Certain political commentators and politicians like Shashi Tharoor, while upholding the spirit of protest, have criticised the method of protest. These detractors hold that returning a literary or an academic decoration serves the intended purpose less than it communicates contempt and a dishonour of the award.
Such arguments may have logical merit but may not carry much substance especially in view of the tremendous gravity of the situation. The act of returning an award is not simply an issue of honour or dishonour of that award. The act is a bold statement that the intelligentsia, having sensed the pulse of the times, has dared to make. The grammar of the statement may be questioned but neither its gravity nor its substance can be dismissed or diminished in any way.
A second criticism is rather more serious. The Hon'ble Finance Minister, in a Facebook post described the movement as "manufactured revolt" and dismissed the protestors as politically motivated and ideologically biased.
The Hon'ble Finance Minister has described the movement as a "manufactured revolt" and the protestors as politically motivated and ideologically biased. (Source: SIFY, Image Courtesy: Satish Acharya)
While it cannot be denied that a few of these academics have shown a particular ideological bent in the past, this can in no way be used to assert that their standpoint is illegitimate or their collective statement lacking in merit.
After all, it is the intelligentsia which has been the conscience-keeper of all social and political ideologies. All great ideologies that shaped the world and sculptured history were once incubated in the warmth of university campuses and nurtured by the hands of academics.
If the flawed logic of the Finance Minister's arguments is accepted, it would mean that no ideological protest can ever be held legitimate. One could use grounds similar to Jaitley's to dismiss the ideological reaction against Hitler's anti-Semitism as "ideologically motivated" or "politically manufactured". One could on similar grounds have rejected the ideological upsurge against the tyranny of Mao Zedong or choked the voices of perestroika (reform) and glasnost (openness) under the communist dictatorship of the USSR.
The Hon'ble Finance Minister's argument is found wanting on two counts. First, the very premise that the voices of academics are politically motivated, and not the voices of their conscience, is politically biased. Second, even if there is a political aspect to the statement that the intelligentsia is attempting to make by returning decorations, it in no way delegitimises or blemishes their standpoint or weakens the strength of their arguments.

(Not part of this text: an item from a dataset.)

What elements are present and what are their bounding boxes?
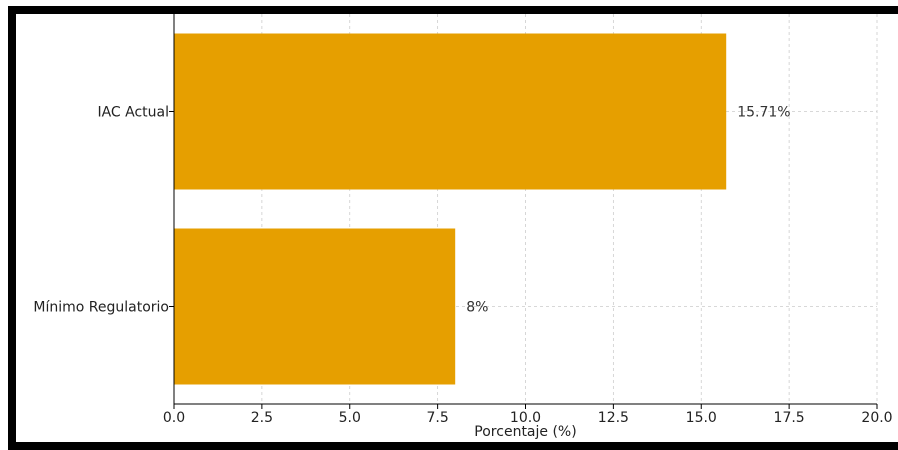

Jurist Nariman was absolutely right in saying that the intelligentsia is despicable when it displays "both the capacity and the inclination to rationalise tyranny." However, his postulation was incomplete, for he forgot to add that it is only the intelligentsia that also wields the capacity and inclination to resist tyranny.
It is the intelligentsia which, like in any other country or society, is the conscience-keeper of the very idea of India and the sanctuary of the fundamental philosophy of the nation.